Meat and fish only appear on the large plates on the menu. There’s mutton merguez with a wild garlic salsa verde, which I pray the ingredients weren’t harvested from Dalston’s fox-sprayed canal verges. There is a Tamworth pork chop and a whole butterfly mackerel. We order the ox cheek. It is the least overwhelming of all dishes. The mustard greens have weight and there’s a potent umami-tasty ancho chili koji condiment. But the cheek just hasn’t spent long enough on the grill. It fights back against knife and fork. It almost wins.
So much tastier is the plate of veggies from the oven, a fantastic collection of meaty roasted tomatoes, zucchini and fennel, with white beans and pumpkin puree, topped with another great old salsa verde. This unique £14 dish sets the stage for the whole business. It is a demonstration of the virtuous interplay of the best vegetables and the most acutely managed indirect heat and smoke. There’s only one dessert tonight: a deep, dark chocolate ganache topped with hazelnuts and beer molasses. It’s impressively potent, but could have used a soothing dollop of chilled whipped cream.
It’s clear they want you to be deeply entrenched in the brewery’s offerings with this food: in beers with names like Dalston Sunset and Disco Pils, all for £5 or £6 a pint. There are only half a dozen wines, and the cheapest white, a dry Tokaj, costs £38 a bottle, which is unfriendly. It is also at odds with the reasonable food prices. Maybe they just don’t care much about wine drinkers – which, I guess, is fair enough.
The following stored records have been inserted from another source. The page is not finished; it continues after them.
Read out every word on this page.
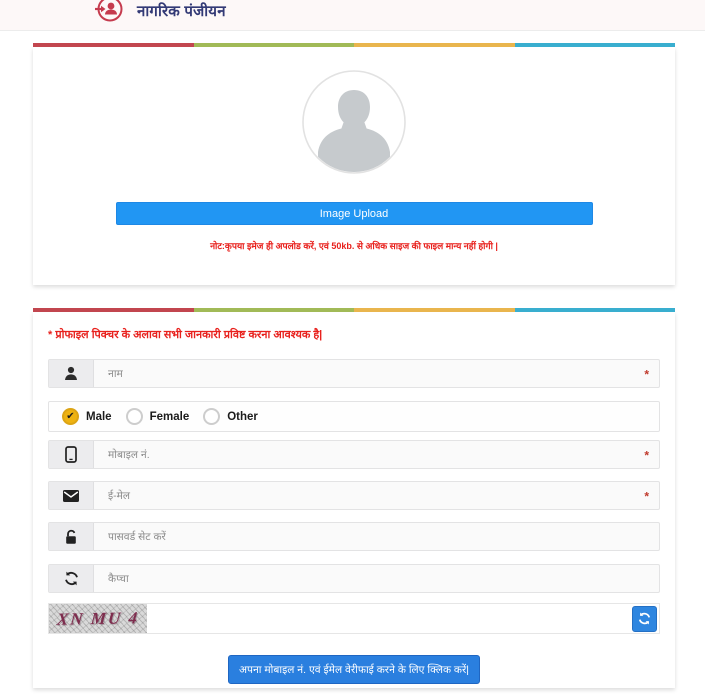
नागरिक पंजीयन
Image Upload
नोट:कृपया इमेज ही अपलोड करें, एवं 50kb. से अधिक साइज की फाइल मान्य नहीं होगी |
* प्रोफाइल पिक्चर के अलावा सभी जानकारी प्रविष्ट करना आवश्यक है|
नाम
*
✔ Male	Female	Other
मोबाइल नं.
*
ई-मेल
*
कैप्चा
XN MU 4
अपना मोबाइल नं. एवं ईमेल वेरीफाई करने के लिए क्लिक करें|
On the other hand, I came here for dinner, rather than for an act of unquestioning cult worship. And dinner, a very exciting one, is what they gave me. I may not be a devout follower of the cult. I may not be on my knees in front of the blessed grill. But I do have faith.
The rise of top steak continues. Hawksmoor has announced that, after opening in Manchester, Edinburgh and New York, they are now expanding to Liverpool. The steakhouse group has always used great buildings with history and the same is true again. Hawksmoor Liverpool will be located in the landmark India Building on the corner of Brunswick and Fenwick Street and will open later this year. “It’s a great site,” said co-founder Will Beckett. ‘We are very excited to do justice’ (thehawksmoor.com)†
The always interesting chef Jay Morjaria is on his way to his next project. After completing his Korean-inspired JAE residency at the Untitled bar in London’s Dalston in February, it is now open at Shelter Hall food market on Brighton’s seafront. Tiger and Rabbit offers Morjaria’s take on Korean barbecue, with rice, lettuce wraps and appropriate spices including samjang aioli and kimchi (shelterhall.co.uk)†
And while there are new openings, there is also bleak news. More than 1,300 British restaurants went bankrupt in the year to the end of March 2022, according to accounting firm Price Bailey. This was a significant increase from the previous 12 months when 926 restaurants went bankrupt. The increase is attributed to the end of the government’s various programs to support the industry during the pandemic.